Panille’s dark face darkened further with anger, but he held his silence for a blink. Then: “The kelp! The kelp can tell us what we need to know!”

“Do not trust the kelp, either,” Bushka said. “Every sentient thing in this universe thinks of itself first. We don’t know what the kelp fears or desires.”

Panille glanced at the bit of dried kelp on the deck. “Scudi, what do you say about the kelp? You’ve worked in and around it more than any of us.”

“She is Ryan Wang’s daughter!” Bushka blared. “You ask the enemy for advice?”

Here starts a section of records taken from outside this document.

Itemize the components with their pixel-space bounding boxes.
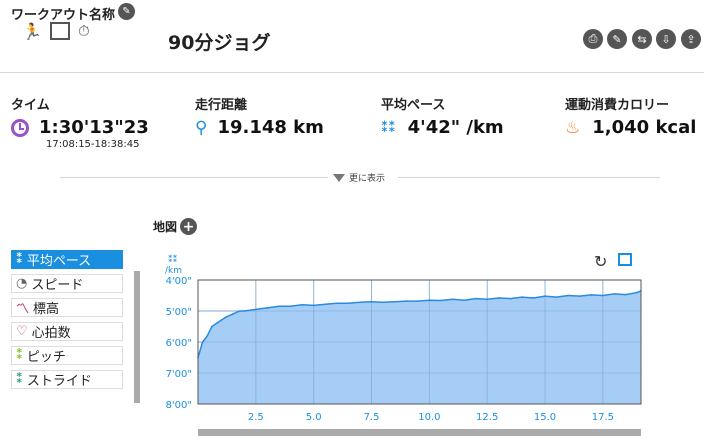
chart-scrollbar[interactable] [198, 429, 641, 436]
pace-point [636, 291, 639, 294]
pace-point [440, 299, 442, 302]
y-tick-label: 8'00" [166, 400, 192, 411]
pace-point [220, 319, 222, 322]
x-tick-label: 7.5 [364, 412, 380, 423]
pace-point [215, 322, 218, 325]
pace-point [382, 301, 384, 304]
x-tick-label: 5.0 [306, 412, 322, 423]
pace-point [224, 316, 227, 319]
pace-point [255, 308, 257, 311]
pace-chart: 4'00" 5'00" 6'00" 7'00" 8'00" 2.5 5.0 7.5 10.0 12… [166, 276, 642, 423]
pace-point [521, 296, 523, 298]
pace-point [289, 305, 292, 308]
pace-point [393, 300, 396, 303]
pace-point [324, 303, 327, 305]
x-tick-label: 15.0 [534, 412, 556, 423]
pace-point [312, 304, 315, 307]
pace-point [451, 298, 454, 301]
pace-point [405, 300, 408, 302]
pace-point [509, 297, 512, 300]
y-tick-label: 7'00" [166, 369, 192, 380]
y-tick-label: 5'00" [166, 307, 192, 318]
y-tick-label: 4'00" [166, 276, 192, 287]
pace-point [206, 335, 209, 337]
x-tick-label: 10.0 [418, 412, 440, 423]
pace-point [428, 299, 431, 301]
pace-point [497, 297, 500, 299]
pace-point [567, 294, 569, 297]
pace-point [238, 310, 241, 312]
pace-point [278, 305, 280, 308]
pace-point [266, 307, 269, 309]
pace-point [544, 295, 546, 297]
x-tick-label: 2.5 [248, 412, 264, 423]
pace-point [359, 301, 361, 304]
pace-point [301, 304, 303, 306]
y-tick-label: 6'00" [166, 338, 192, 349]
pace-point [243, 310, 246, 312]
pace-point [613, 293, 616, 295]
pace-point [201, 341, 204, 343]
x-tick-label: 12.5 [476, 412, 498, 423]
pace-point [555, 296, 558, 298]
pace-point [370, 300, 373, 303]
pace-point [211, 325, 213, 328]
pace-point [231, 313, 234, 315]
pace-point [336, 302, 338, 305]
pace-point [625, 293, 627, 296]
pace-point [602, 294, 604, 297]
pace-point [590, 294, 593, 296]
pace-point [578, 295, 581, 297]
pace-point [463, 299, 465, 301]
pace-point [474, 297, 477, 300]
pace-point [347, 302, 350, 305]
pace-point [532, 297, 535, 299]
x-tick-label: 17.5 [592, 412, 614, 423]
pace-point [416, 300, 419, 302]
pace-point [486, 298, 488, 301]
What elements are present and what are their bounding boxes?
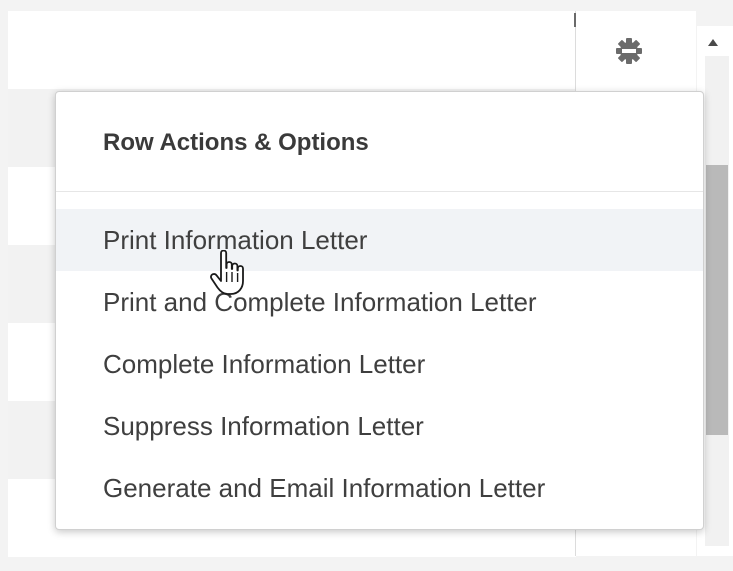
scrollbar-thumb[interactable] bbox=[706, 165, 728, 435]
menu-title: Row Actions & Options bbox=[103, 129, 369, 156]
menu-item-suppress-information-letter[interactable]: Suppress Information Letter bbox=[56, 395, 703, 457]
gear-icon bbox=[616, 38, 642, 64]
column-resize-handle[interactable] bbox=[574, 13, 576, 27]
menu-item-generate-and-email-information-letter[interactable]: Generate and Email Information Letter bbox=[56, 457, 703, 519]
triangle-up-icon bbox=[708, 38, 718, 46]
menu-item-complete-information-letter[interactable]: Complete Information Letter bbox=[56, 333, 703, 395]
scroll-up-button[interactable] bbox=[706, 36, 720, 48]
table-row bbox=[8, 11, 576, 89]
menu-divider bbox=[56, 191, 703, 192]
row-actions-menu: Row Actions & Options Print Information … bbox=[55, 91, 704, 530]
menu-item-print-information-letter[interactable]: Print Information Letter bbox=[56, 209, 703, 271]
menu-item-print-and-complete-information-letter[interactable]: Print and Complete Information Letter bbox=[56, 271, 703, 333]
row-actions-settings-button[interactable] bbox=[612, 34, 646, 68]
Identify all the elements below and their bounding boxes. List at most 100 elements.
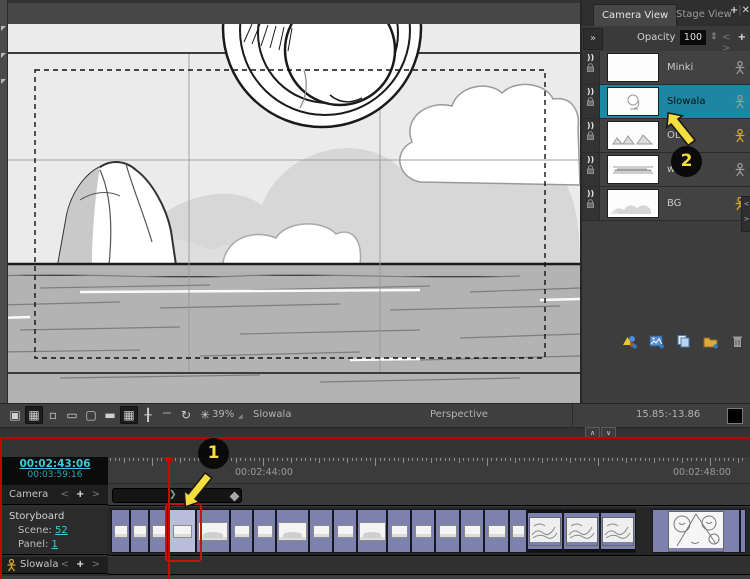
grid-icon[interactable]: ▦ xyxy=(120,406,138,424)
duplicate-layer-icon[interactable] xyxy=(676,334,691,349)
storyboard-track-header[interactable]: Storyboard Scene: 52 Panel: 1 xyxy=(2,507,108,555)
animate-icon[interactable]: )) xyxy=(582,53,599,63)
storyboard-panel[interactable] xyxy=(309,509,333,553)
panel-thumbnail xyxy=(512,525,525,538)
camera-track-nav[interactable]: < + > xyxy=(60,489,102,500)
frame-outline-icon[interactable]: ▢ xyxy=(82,406,100,424)
collapse-panel-icon[interactable]: » xyxy=(583,28,603,50)
layer-thumbnail[interactable] xyxy=(607,189,659,218)
add-icon[interactable]: + xyxy=(76,489,86,500)
storyboard-panel[interactable] xyxy=(357,509,387,553)
storyboard-panel[interactable] xyxy=(652,509,740,553)
storyboard-panel[interactable] xyxy=(600,509,636,553)
person-icon[interactable] xyxy=(734,61,746,75)
storyboard-panel[interactable] xyxy=(411,509,435,553)
camera-mask-icon[interactable]: ▦ xyxy=(25,406,43,424)
panel-thumbnail xyxy=(133,525,147,538)
storyboard-panel[interactable] xyxy=(111,509,130,553)
layer-thumbnail[interactable] xyxy=(607,121,659,150)
storyboard-panel[interactable] xyxy=(333,509,357,553)
slowala-track[interactable] xyxy=(108,557,750,575)
storyboard-panel[interactable] xyxy=(527,509,563,553)
storyboard-panel[interactable] xyxy=(130,509,149,553)
next-icon[interactable]: > xyxy=(92,559,102,570)
storyboard-panel[interactable] xyxy=(387,509,411,553)
slowala-track-nav[interactable]: < + > xyxy=(60,559,102,570)
add-bitmap-layer-icon[interactable] xyxy=(649,334,664,349)
animate-icon[interactable]: )) xyxy=(582,155,599,165)
tab-camera-view[interactable]: Camera View xyxy=(593,4,677,27)
camera-track-header[interactable]: Camera < + > xyxy=(2,485,108,505)
axes-icon[interactable]: ╂ xyxy=(139,406,157,424)
delete-layer-icon[interactable] xyxy=(730,334,745,349)
storyboard-track[interactable] xyxy=(108,507,750,556)
storyboard-panel[interactable] xyxy=(230,509,253,553)
person-icon[interactable] xyxy=(734,163,746,177)
layer-row-toggles: )) xyxy=(582,119,600,152)
lock-icon[interactable] xyxy=(586,131,595,141)
storyboard-panel[interactable] xyxy=(435,509,460,553)
layer-thumbnail[interactable] xyxy=(607,87,659,116)
playhead-line[interactable] xyxy=(168,458,170,579)
color-swatch[interactable] xyxy=(727,408,743,424)
chevron-left-icon[interactable]: < xyxy=(742,197,750,212)
opacity-input[interactable]: 100 xyxy=(680,30,706,45)
prev-icon[interactable]: < xyxy=(60,489,70,500)
transform-tool-icon[interactable]: ▣ xyxy=(6,406,24,424)
panel-thumbnail xyxy=(152,525,166,538)
current-timecode[interactable]: 00:02:43:06 xyxy=(2,458,108,470)
layer-thumbnail[interactable] xyxy=(607,53,659,82)
layer-name[interactable]: BG xyxy=(667,198,734,209)
ruler-tick xyxy=(440,458,441,461)
storyboard-panel[interactable] xyxy=(253,509,276,553)
slowala-track-header[interactable]: Slowala < + > xyxy=(2,557,108,574)
animate-icon[interactable]: )) xyxy=(582,189,599,199)
person-icon[interactable] xyxy=(734,129,746,143)
animate-icon[interactable]: )) xyxy=(582,121,599,131)
chevron-right-icon[interactable]: > xyxy=(742,212,750,227)
layer-row-body[interactable]: Minki xyxy=(600,51,750,84)
storyboard-panel[interactable] xyxy=(276,509,309,553)
person-icon[interactable] xyxy=(734,95,746,109)
opacity-spinner-icon[interactable]: ⇕ xyxy=(710,32,718,42)
lock-icon[interactable] xyxy=(586,63,595,73)
add-vector-layer-icon[interactable] xyxy=(622,334,637,349)
zoom-caret-icon[interactable]: ◢ xyxy=(238,413,243,420)
storyboard-panel[interactable] xyxy=(460,509,484,553)
lock-icon[interactable] xyxy=(586,165,595,175)
panel-edge-arrows[interactable]: <> xyxy=(741,196,750,232)
frame-filled-icon[interactable]: ▬ xyxy=(101,406,119,424)
layer-row-body[interactable]: BG xyxy=(600,187,750,220)
scene-link[interactable]: 52 xyxy=(55,525,68,536)
animate-icon[interactable]: )) xyxy=(582,87,599,97)
lock-icon[interactable] xyxy=(586,97,595,107)
layer-row-bg[interactable]: )) BG xyxy=(582,187,750,221)
close-panel-icon[interactable]: ✕ xyxy=(742,5,750,16)
layer-row-water[interactable]: ))water xyxy=(582,153,750,187)
layer-thumbnail[interactable] xyxy=(607,155,659,184)
storyboard-panel[interactable] xyxy=(509,509,527,553)
storyboard-panel[interactable] xyxy=(740,509,746,553)
add-tab-icon[interactable]: + xyxy=(730,5,738,16)
camera-keyframe-diamond-icon[interactable] xyxy=(230,492,240,502)
add-icon[interactable]: + xyxy=(76,559,86,570)
camera-view-canvas[interactable] xyxy=(0,0,580,403)
storyboard-panel[interactable] xyxy=(484,509,509,553)
layer-name[interactable]: Minki xyxy=(667,62,734,73)
camera-movement-bar[interactable]: ❯ xyxy=(112,488,242,503)
storyboard-panel[interactable] xyxy=(563,509,600,553)
timecode-overlay-icon[interactable]: ⁰⁰⁰⁰ xyxy=(158,406,176,424)
prev-icon[interactable]: < xyxy=(722,32,732,43)
lock-icon[interactable] xyxy=(586,199,595,209)
layer-row-minki[interactable]: )) Minki xyxy=(582,51,750,85)
zoom-level[interactable]: 39% xyxy=(212,409,234,420)
prev-icon[interactable]: < xyxy=(60,559,70,570)
panel-link[interactable]: 1 xyxy=(52,539,58,550)
add-icon[interactable]: + xyxy=(738,32,748,43)
camera-label-icon[interactable]: ▭ xyxy=(63,406,81,424)
next-icon[interactable]: > xyxy=(92,489,102,500)
rotate-view-icon[interactable]: ↻ xyxy=(177,406,195,424)
layer-name[interactable]: Slowala xyxy=(667,96,734,107)
safe-area-icon[interactable]: ▫ xyxy=(44,406,62,424)
group-layer-icon[interactable] xyxy=(703,334,718,349)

“I ask where I might get an answer,” Panille said. “And if you’re not going to use that lasgun, quit waving it around.”

He turned from a flabbergasted Bushka to Scudi. “What’s the kelp’s range, from your experience?”

“Worldwide,” she said, “and almost instantaneous.”

“That fast?”

Scudi shrugged. “And what it learns, it never forgets.” She noted the look of surprise on Panille’s face and went on. “We’ve made reports. Most supervisors don’t go out there, so they write this off to narcosis and keep us out of deep water for a week.”

“What else might help us?”

“There are weak spots,” Scudi said. “Immature kelp is strictly a conductor. Mature kelp carries a presence all its own.”

“What do you mean?” Twisp asked.

“If I touch a young patch of kelp and you touch a mature one, we sense each other. But now … it is doing something more. Bushka’s right that it may do things on its own.”

“It has learned to kill,” Bushka said. Scudi said, “I always thought it could transmit, but not translate.”

Bushka asked, “How many people can the outpost support?”